Manşetin hemen altındaki haberin başlığı şöyle:
“KCK: APO’nun istediğini yapacağız..”
Oysa KCK çok ciddi şartlar ileri sürüyor. Başta Öcalan’ın özgürlüğü olmak üzere, şartlar yerine gelmezse ilerleme sağlanamayacağını vurguluyor:
“Önder Apo'nun bizden istediği adımı atma kararlığındayız. Ancak sürecin tek taraflı ve sadece bizim atacağımız adımlarla ilerlemeyeceği bilinmelidir. Buna göre sürece doğru yaklaşılmalı ve atılması gereken adımlar atılmalıdır. Bu temelde Barış ve Demokratik Toplum sürecinin geliştireni olan Önder Apo'nun esareti son bulmalıdır. Çünkü Önder Apo özgür olursa, ancak bu süreç gelişebilir ve amacına ulaşabilir. Aksi durumda, mevcut koşulları sürdürerek daha fazla ilerlemek mümkün değildir. İkinci olarak da demokratik siyaset ve bütüncül hukuk için gerekenler yapılmalıdır. Siyasetin ve meclisin buna göre inisiyatifi ve adımları gelişmelidir. Anlamlı bir süreç ve ilerleme, ancak bununla mümkündür.”
Yazının başında işte bundan söz ediyordum.
Zaten karmaşık ve sancılı geçmesi öngörülen süreçte en önemli başlık “Öcalan’a özgürlük” olabilir.
Selahattin Demirtaş.. Ve başta İmamoğlu, 19 Mart dalgalarının tutsakları da unutulmaya terk edilebilir.

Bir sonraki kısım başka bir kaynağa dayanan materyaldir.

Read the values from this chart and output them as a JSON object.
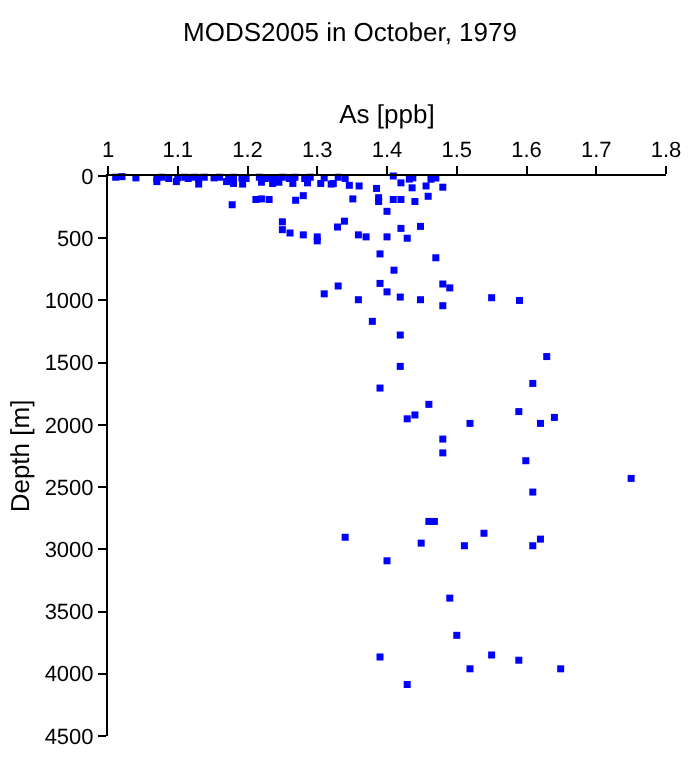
{
  "chart_data": {
    "type": "scatter",
    "title": "MODS2005 in October, 1979",
    "xlabel": "As [ppb]",
    "ylabel": "Depth [m]",
    "x": [
      1.011,
      1.02,
      1.04,
      1.07,
      1.077,
      1.087,
      1.1,
      1.11,
      1.115,
      1.124,
      1.13,
      1.138,
      1.152,
      1.16,
      1.173,
      1.18,
      1.192,
      1.198,
      1.217,
      1.225,
      1.231,
      1.24,
      1.25,
      1.26,
      1.268,
      1.282,
      1.29,
      1.31,
      1.33,
      1.34,
      1.409,
      1.432,
      1.437,
      1.07,
      1.098,
      1.13,
      1.17,
      1.18,
      1.193,
      1.22,
      1.236,
      1.245,
      1.265,
      1.286,
      1.305,
      1.32,
      1.323,
      1.346,
      1.36,
      1.42,
      1.436,
      1.456,
      1.385,
      1.48,
      1.463,
      1.47,
      1.178,
      1.212,
      1.22,
      1.231,
      1.269,
      1.28,
      1.351,
      1.388,
      1.388,
      1.4,
      1.409,
      1.42,
      1.44,
      1.459,
      1.25,
      1.25,
      1.261,
      1.28,
      1.3,
      1.3,
      1.329,
      1.339,
      1.359,
      1.37,
      1.4,
      1.42,
      1.429,
      1.448,
      1.39,
      1.41,
      1.47,
      1.31,
      1.33,
      1.359,
      1.39,
      1.4,
      1.419,
      1.448,
      1.48,
      1.49,
      1.48,
      1.55,
      1.59,
      1.379,
      1.419,
      1.419,
      1.629,
      1.609,
      1.39,
      1.46,
      1.429,
      1.44,
      1.519,
      1.589,
      1.62,
      1.64,
      1.48,
      1.48,
      1.599,
      1.609,
      1.75,
      1.46,
      1.468,
      1.34,
      1.449,
      1.511,
      1.539,
      1.609,
      1.62,
      1.4,
      1.49,
      1.5,
      1.39,
      1.429,
      1.519,
      1.55,
      1.589,
      1.649
    ],
    "values": [
      10,
      5,
      15,
      20,
      10,
      20,
      15,
      10,
      20,
      10,
      20,
      10,
      15,
      10,
      20,
      10,
      15,
      20,
      10,
      20,
      15,
      20,
      10,
      20,
      10,
      20,
      10,
      15,
      10,
      20,
      0,
      25,
      15,
      45,
      45,
      65,
      45,
      60,
      65,
      50,
      60,
      50,
      60,
      55,
      60,
      65,
      60,
      75,
      80,
      55,
      95,
      80,
      100,
      90,
      26,
      16,
      231,
      189,
      184,
      189,
      195,
      158,
      184,
      174,
      205,
      284,
      189,
      189,
      205,
      163,
      368,
      431,
      458,
      473,
      489,
      521,
      410,
      363,
      473,
      489,
      489,
      421,
      500,
      405,
      626,
      757,
      657,
      947,
      884,
      994,
      863,
      931,
      973,
      994,
      868,
      899,
      1042,
      978,
      1000,
      1168,
      1278,
      1530,
      1451,
      1667,
      1704,
      1835,
      1951,
      1920,
      1988,
      1893,
      1988,
      1940,
      2114,
      2225,
      2288,
      2540,
      2430,
      2776,
      2776,
      2903,
      2950,
      2971,
      2871,
      2971,
      2918,
      3092,
      3392,
      3691,
      3865,
      4086,
      3960,
      3849,
      3891,
      3960
    ],
    "color": "#0000ff",
    "marker": "square",
    "xlim": [
      1,
      1.8
    ],
    "xticks": [
      1,
      1.1,
      1.2,
      1.3,
      1.4,
      1.5,
      1.6,
      1.7,
      1.8
    ],
    "ylim": [
      4500,
      0
    ],
    "yticks": [
      0,
      500,
      1000,
      1500,
      2000,
      2500,
      3000,
      3500,
      4000,
      4500
    ]
  }
}
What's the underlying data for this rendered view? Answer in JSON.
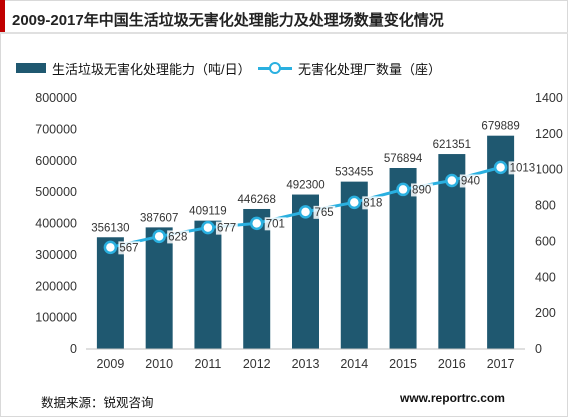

Buna meydan vermemek gerekir. Ancak mücadelenin tüm yükü de Özgür Özel ve arkadaşlarının yorgun omuzlarına bırakılmamalıdır.
NOT: Sevgili Fikret Bila, Erdoğan’ın yarın sabah yapacağı konuşmada Can Atalay ile Kavala ve Demirtaş hakkında da özgürlük mesajı verebileceğini yazdı. Umarım haklı çıkar. Şu ağır kurşuni günlerde sevinecek bir şeyimiz olur.